At times, the Upshaw-Schulman syndrome over time may inflict chronic kidney disease. The compromised renal blood flow instigated by the microthrombi gradually depletes the functional attributes of the kidneys, paving the way for chronic kidney disease. Therefore, medical management of the renal implications of Upshaw-Schulman syndrome is imperative to upkeep the functional status of the kidneys.

How Could Renal Involvement in Upshaw-Schulman Syndrome Be Managed?

To combat renal involvement in Upshaw-Schulman syndrome, strategic therapeutic plans need to be structured. Renal issues that are brought about by Upshaw-Schulman syndrome, like hematuria, proteinuria, acute kidney injury, and chronic kidney disease, are alarming and often necessitate prompt medical management. However, the cause that has prompted the renal issues, which is the Upshaw-Schulman syndrome, must be addressed primarily, and the recovery prospects are governed by how much the syndrome is balanced or mitigated. The renal issues are just the manifestations of the condition, so addressing the manifestation leaving the cause would not turn out to be a productive treatment strategy.

Since Upshaw-Schulman syndrome is genetically driven and develops by birth, attaining a complete cure is often challenging.

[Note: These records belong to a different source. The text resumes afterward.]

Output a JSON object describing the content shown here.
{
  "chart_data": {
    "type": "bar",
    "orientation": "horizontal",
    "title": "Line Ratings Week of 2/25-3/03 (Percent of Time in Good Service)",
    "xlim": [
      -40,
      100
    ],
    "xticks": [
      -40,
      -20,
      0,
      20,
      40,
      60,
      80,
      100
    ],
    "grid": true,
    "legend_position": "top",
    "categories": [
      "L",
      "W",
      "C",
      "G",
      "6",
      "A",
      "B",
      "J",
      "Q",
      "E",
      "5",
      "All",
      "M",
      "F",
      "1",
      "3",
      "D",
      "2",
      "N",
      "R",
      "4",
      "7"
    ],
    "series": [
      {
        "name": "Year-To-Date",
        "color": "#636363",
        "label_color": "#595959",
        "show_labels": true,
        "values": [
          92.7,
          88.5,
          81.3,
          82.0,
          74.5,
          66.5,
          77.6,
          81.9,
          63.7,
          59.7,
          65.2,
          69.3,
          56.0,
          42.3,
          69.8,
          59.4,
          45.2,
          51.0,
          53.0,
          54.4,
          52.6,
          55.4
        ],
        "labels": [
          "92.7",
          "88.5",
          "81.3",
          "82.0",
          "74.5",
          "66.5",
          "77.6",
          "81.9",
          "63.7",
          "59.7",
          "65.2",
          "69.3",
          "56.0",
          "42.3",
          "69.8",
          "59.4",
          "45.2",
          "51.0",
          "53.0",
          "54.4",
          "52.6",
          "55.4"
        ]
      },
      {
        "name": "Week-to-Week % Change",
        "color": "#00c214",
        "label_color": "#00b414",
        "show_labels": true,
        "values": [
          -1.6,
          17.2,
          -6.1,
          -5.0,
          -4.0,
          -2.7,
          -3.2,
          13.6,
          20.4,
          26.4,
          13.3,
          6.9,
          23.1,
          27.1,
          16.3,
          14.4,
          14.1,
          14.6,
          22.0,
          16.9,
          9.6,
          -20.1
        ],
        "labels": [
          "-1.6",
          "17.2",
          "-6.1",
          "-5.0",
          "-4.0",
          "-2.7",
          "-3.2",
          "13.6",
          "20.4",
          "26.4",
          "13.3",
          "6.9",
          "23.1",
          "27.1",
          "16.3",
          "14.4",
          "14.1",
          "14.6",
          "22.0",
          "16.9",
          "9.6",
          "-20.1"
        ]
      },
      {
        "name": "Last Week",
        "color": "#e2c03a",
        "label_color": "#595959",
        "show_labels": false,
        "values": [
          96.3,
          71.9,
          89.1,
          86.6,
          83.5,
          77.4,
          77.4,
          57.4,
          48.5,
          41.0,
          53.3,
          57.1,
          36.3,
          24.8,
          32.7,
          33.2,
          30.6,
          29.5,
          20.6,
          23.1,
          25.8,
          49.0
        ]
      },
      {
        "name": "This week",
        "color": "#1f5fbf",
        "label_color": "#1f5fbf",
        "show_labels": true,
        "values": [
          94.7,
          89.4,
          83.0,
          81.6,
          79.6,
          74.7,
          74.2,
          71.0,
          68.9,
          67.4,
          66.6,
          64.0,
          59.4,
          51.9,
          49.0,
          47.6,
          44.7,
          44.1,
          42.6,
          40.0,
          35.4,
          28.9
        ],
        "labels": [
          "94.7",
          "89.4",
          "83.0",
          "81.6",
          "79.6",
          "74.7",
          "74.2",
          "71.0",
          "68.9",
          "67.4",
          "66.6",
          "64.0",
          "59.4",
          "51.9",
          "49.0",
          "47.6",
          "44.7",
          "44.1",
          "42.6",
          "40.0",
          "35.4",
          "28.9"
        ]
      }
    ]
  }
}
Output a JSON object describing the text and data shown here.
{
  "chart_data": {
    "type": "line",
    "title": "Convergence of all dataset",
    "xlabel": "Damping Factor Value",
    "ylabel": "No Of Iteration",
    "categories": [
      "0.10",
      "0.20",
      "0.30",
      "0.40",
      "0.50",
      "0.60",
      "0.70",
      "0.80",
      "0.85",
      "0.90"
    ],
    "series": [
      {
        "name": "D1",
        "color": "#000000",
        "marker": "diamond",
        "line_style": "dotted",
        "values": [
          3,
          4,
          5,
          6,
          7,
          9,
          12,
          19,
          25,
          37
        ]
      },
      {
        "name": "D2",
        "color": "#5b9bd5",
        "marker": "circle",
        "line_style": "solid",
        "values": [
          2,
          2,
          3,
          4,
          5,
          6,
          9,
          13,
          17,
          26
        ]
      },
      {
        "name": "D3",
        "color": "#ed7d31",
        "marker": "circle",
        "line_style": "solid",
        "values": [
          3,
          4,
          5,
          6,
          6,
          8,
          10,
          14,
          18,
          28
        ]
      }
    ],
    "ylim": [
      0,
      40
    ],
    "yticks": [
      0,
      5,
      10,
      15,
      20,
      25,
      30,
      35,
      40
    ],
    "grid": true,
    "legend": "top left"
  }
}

Plasma exchange is a productive therapeutic modality for Upshaw-Schulman syndrome, where the deficit in ADAMTS13 that has prompted the manifestations is addressed by replenishing and topping up the ADAMTS13. Thus, the enzyme deficit can be palliated and could be brought back to normal. In addition to plasma exchange, plasma infusion could also be instituted to counter the ADAMTS13 deficit. Plasma loaded with the required proportion of ADAMTS13 could be employed for infusion, thus eliminating the deficit.

When renal problems are encountered alongside the conventional therapeutic modalities for Upshaw-Schulman syndrome, specific interventional strategies to mitigate the renal damage must be considered. Measures to retrieve the electrolyte and fluid balance must be employed in case they are disturbed. To mitigate the propensity for microthrombi formation, antiplatelet therapy could be instituted, provided it outweighs the prospect of bleeding; similarly, in cases where renal issues gravitate toward elevated blood pressure, that also needs to be addressed with appropriate antihypertensive medications.

Conclusion:

Though rare, Upshaw-Schulman syndrome can bring forth appreciable impairment and dysfunction in the renal system. Renal involvement in Upshaw-Schulman syndrome ought to be thoroughly monitored and tracked to mitigate the propensity for renal complications. Therefore, the kidneys and their associated structures must be safeguarded from the insidious effects of Upshaw-Schulman syndrome. Proactive measures, vigilant monitoring, and tailored therapeutic strategies enable better life quality and longevity for those with Upshaw-Schulman syndrome.